The IS-III was clearly dead, and now provided excellent illumination of the surrounding area, revealing a cluster of four adjacent tanks to the Tiger’s gun.
Knocke went through the motions of tank commander automatically, aware that the crew around him were a special group of men, a team, welded together in adversity.
The gunner drew his critical eye and he took in the man’s decorations, including the shiny new Croix de Guerre.
Something clicked in his mind, and he spoke his thoughts.
“Ah, Lohengrin.”
Köster smiled.
“You remembered, Oberfuhrer.”
“Target tank, nine hundred.”
“Fire! Indeed. Général St.Clair spoke of little else for some time… Sergeant Köster?”

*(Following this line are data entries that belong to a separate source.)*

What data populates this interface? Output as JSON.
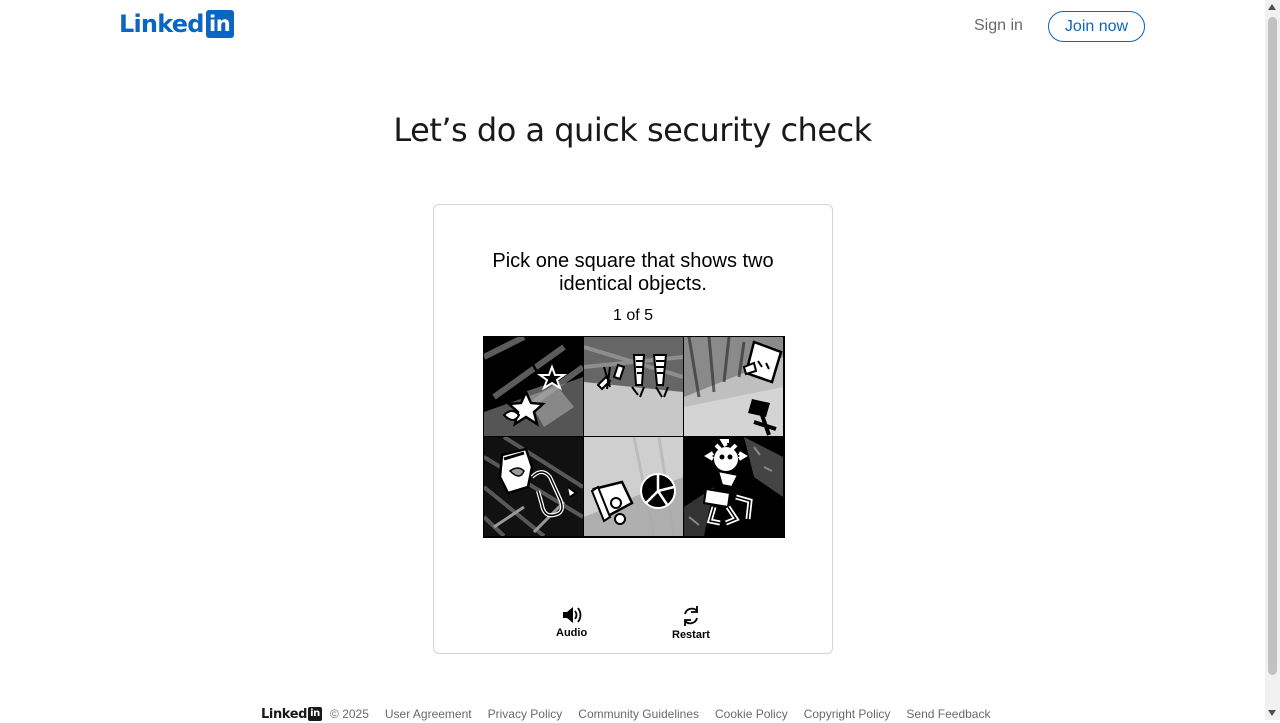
{
  "header": {
    "logo_text": "Linked",
    "logo_box": "in",
    "sign_in_label": "Sign in",
    "join_now_label": "Join now"
  },
  "page_title": "Let’s do a quick security check",
  "captcha": {
    "prompt_line1": "Pick one square that shows two",
    "prompt_line2": "identical objects.",
    "counter": "1 of 5",
    "audio_label": "Audio",
    "restart_label": "Restart"
  },
  "footer": {
    "logo_text": "Linked",
    "logo_box": "in",
    "copyright": "© 2025",
    "links": [
      "User Agreement",
      "Privacy Policy",
      "Community Guidelines",
      "Cookie Policy",
      "Copyright Policy",
      "Send Feedback"
    ]
  },
  "colors": {
    "brand": "#0a66c2",
    "text": "#000000e6",
    "muted": "#00000099"
  }
}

Posed as a question, the acting loader could only grin and nod as he ejected the smoking shell case and slotted another home.
“Target tank, left six, nine hundred. I’ll give you your Tiger back as soon as possible, but for now, you’re stuck with me.”
A shell dropped next to the Tiger, the clatter of metal fragments sounding like a rain shower on the vehicle’s side.
“Target tank, eight seventy.”
“Fire! Driver, relocate, forward and left.”
‘They’re moving forward!’
Burning tanks and vehicles littered the ground east of Brumath.
A line of tanks and half-tracks indicated the high-water mark of the Alma advance, to the east of them numerous fires betrayed the price the Soviet defenders had paid to stop them.
Fire illuminated the battlefield, outdoing the efforts of the moon and stars, whilst producing smoke that tried hard to smother the battlefield.
The night was sometimes clear, the next moment the men on the ground could see no more than a few feet in front of them and, often, found themselves choking in thick acrid smoke.
The artillery and mortars of both sides, now in new positions, added to the creation of a living nightmare.
Knocke was correct in assessing that the Soviet force was advancing again, but could neither assess its strength nor objective, although he could take a guess at the latter.